Brenneman believes the funding is important due to the nature of different projects and items it funds.
“Everything is for the roads, and it includes vehicle maintenance, fuel and oil. Everything comes out of there, and that’s why it’s important, especially for us, because we don’t have real estate taxes, so we make every nickel count,” said Brenneman.
Cromwell Twp. has used recent funding to repair roads that have been washed out as well as the replacement of roadway tile pipes for drainage of streams and small rivers under the roadway. Brenneman stated that due to the rain in 2018 the township had two tile pipes wash away with a segment of the roadway.
“We have been using it mostly for tiles. When you build a road, you build it from the bottom up. The rain has not been our friend because water destroys roads, and we lost two roads last year,” said Brenneman.
Penn Township has almost 22 miles of roadway, and also feel the benefits of the funding.
“We normally do roadwork with ours, the paving and maintenance of the roads. We don’t get into a lot of other things like buying equipment, only because you have to watch pricing with the COSTARS. We usually take the money and use it on big roads bids,” said Regina Hileman, secretary.
Hileman said that without the funding, the township would not be able to keep the roads in good condition.

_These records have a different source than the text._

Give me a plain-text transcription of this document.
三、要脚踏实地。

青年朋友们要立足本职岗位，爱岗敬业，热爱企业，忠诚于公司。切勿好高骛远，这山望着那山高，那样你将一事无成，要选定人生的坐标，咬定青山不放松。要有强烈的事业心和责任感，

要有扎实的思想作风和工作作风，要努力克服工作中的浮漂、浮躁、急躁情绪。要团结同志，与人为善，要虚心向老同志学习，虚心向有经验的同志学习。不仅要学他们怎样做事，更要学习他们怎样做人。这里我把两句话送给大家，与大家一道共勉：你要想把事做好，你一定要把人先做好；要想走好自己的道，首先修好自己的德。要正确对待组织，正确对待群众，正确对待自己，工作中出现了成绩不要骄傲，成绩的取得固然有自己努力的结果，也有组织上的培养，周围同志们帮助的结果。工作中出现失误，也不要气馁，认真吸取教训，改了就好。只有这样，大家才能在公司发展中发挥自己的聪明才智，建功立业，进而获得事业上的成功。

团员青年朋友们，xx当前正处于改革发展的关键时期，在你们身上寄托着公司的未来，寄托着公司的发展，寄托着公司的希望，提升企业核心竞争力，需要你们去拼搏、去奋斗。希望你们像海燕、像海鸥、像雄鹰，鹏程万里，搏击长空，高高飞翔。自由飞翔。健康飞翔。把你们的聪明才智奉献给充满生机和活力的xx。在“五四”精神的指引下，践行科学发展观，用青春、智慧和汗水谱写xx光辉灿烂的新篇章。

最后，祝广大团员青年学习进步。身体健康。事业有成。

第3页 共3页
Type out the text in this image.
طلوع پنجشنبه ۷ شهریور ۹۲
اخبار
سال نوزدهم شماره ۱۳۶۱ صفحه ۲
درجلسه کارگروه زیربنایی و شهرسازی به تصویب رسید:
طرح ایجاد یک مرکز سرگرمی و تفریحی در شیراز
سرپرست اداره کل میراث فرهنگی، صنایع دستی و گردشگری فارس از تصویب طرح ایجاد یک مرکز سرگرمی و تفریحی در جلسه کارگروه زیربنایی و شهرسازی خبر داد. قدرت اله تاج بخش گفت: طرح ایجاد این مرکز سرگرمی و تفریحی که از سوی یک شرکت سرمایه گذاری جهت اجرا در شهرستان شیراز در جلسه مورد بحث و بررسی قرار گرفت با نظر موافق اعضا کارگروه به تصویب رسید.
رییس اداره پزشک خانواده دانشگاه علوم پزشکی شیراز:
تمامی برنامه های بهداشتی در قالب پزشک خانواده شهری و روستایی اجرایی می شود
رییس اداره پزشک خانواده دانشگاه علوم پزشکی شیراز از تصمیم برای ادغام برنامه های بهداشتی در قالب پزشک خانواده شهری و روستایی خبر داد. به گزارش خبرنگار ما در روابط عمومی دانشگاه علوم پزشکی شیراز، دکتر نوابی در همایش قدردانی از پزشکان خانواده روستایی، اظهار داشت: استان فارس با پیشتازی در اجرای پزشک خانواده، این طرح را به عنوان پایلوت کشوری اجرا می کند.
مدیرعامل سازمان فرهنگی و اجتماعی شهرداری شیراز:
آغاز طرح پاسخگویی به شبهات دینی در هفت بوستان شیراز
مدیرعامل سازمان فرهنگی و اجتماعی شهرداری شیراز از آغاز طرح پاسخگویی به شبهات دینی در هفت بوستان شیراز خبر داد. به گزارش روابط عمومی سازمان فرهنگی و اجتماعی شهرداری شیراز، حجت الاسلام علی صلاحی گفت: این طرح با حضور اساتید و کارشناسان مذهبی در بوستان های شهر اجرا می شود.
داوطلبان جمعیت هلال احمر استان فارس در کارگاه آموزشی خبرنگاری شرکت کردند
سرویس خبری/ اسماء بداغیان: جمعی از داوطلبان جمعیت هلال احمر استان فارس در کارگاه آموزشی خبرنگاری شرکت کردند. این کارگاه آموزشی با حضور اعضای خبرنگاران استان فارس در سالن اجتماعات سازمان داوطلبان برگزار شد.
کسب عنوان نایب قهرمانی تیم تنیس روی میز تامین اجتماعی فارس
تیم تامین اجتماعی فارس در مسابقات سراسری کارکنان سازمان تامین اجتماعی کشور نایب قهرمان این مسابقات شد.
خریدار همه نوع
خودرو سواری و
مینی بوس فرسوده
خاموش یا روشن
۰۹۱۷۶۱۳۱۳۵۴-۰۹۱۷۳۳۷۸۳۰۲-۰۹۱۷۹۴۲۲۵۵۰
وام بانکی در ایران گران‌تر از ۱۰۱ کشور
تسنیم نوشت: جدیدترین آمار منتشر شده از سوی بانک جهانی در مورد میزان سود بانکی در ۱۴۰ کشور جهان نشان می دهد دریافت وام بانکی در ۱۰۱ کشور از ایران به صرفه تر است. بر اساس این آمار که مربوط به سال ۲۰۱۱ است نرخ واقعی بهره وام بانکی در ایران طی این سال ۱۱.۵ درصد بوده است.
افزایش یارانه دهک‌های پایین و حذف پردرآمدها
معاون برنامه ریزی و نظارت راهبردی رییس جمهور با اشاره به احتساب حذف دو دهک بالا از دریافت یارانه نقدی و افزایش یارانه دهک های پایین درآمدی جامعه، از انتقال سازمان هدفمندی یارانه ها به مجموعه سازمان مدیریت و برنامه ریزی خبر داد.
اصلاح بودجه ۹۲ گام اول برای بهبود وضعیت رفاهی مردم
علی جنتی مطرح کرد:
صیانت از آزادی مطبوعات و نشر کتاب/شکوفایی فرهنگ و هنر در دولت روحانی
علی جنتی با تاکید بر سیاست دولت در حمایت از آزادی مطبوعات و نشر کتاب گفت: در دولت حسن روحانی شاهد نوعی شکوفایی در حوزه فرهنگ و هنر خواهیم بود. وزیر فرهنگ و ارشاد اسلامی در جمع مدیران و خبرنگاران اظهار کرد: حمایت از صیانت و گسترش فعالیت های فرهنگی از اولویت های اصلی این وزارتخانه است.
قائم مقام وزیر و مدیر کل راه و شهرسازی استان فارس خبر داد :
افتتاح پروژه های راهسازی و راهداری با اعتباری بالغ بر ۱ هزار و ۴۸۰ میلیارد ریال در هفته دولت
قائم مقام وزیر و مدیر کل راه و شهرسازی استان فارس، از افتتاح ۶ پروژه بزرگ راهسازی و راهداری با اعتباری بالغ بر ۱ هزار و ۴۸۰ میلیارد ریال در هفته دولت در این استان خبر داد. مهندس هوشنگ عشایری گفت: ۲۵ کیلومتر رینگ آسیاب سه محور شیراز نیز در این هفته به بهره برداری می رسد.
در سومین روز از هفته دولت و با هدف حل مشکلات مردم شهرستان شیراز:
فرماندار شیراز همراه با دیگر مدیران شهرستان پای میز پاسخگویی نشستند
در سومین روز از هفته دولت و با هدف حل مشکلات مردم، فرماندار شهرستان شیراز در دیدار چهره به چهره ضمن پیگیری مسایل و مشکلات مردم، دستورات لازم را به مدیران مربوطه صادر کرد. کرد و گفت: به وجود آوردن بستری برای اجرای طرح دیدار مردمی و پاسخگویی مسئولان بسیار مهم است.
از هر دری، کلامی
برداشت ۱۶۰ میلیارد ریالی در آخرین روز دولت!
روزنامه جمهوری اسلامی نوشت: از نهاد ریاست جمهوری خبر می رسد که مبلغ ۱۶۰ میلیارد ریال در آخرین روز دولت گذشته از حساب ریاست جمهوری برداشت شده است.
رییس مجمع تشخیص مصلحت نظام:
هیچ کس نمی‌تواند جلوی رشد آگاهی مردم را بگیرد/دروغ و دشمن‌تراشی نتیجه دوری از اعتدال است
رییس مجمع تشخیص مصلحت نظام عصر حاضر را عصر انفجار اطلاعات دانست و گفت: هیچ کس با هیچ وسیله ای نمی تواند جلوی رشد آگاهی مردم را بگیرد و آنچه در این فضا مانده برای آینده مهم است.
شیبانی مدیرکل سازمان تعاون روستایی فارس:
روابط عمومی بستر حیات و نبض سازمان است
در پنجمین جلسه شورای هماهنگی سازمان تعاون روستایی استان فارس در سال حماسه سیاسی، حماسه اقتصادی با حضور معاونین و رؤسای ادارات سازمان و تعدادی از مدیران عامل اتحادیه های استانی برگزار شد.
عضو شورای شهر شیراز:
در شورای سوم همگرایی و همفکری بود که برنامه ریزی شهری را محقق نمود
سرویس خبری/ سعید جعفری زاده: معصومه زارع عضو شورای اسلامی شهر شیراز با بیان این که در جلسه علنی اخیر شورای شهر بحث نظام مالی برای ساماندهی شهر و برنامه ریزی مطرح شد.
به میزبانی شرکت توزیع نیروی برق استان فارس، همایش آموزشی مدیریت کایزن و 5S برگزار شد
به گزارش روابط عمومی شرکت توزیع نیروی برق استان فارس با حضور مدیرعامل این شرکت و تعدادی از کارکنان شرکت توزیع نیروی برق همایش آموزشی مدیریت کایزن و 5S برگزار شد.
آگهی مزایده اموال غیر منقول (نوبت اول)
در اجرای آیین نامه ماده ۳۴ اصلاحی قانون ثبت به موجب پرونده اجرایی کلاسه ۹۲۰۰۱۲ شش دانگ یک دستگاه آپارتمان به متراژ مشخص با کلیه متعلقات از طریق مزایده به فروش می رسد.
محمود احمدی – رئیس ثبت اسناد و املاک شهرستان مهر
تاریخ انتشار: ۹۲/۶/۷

“I think we would be able to maintain our roads, but we wouldn’t be able to keep them in the shape that they’re in, and we try to keep them in good shape for the residents. The money only goes so far and we’re using our general fund for buying equipment and everything else in the township, so I’m not sure we’d have the funds that we’d need to keep them in shape,” said Hileman.
Hileman said the increase in funds will help the township with an upcoming road project, which is one of the bigger projects in a few years.
“In the last couple of years we haven’t done road projects because they wanted to keep a large amount of money in the liquid fuels account to do a big road,” said Hileman.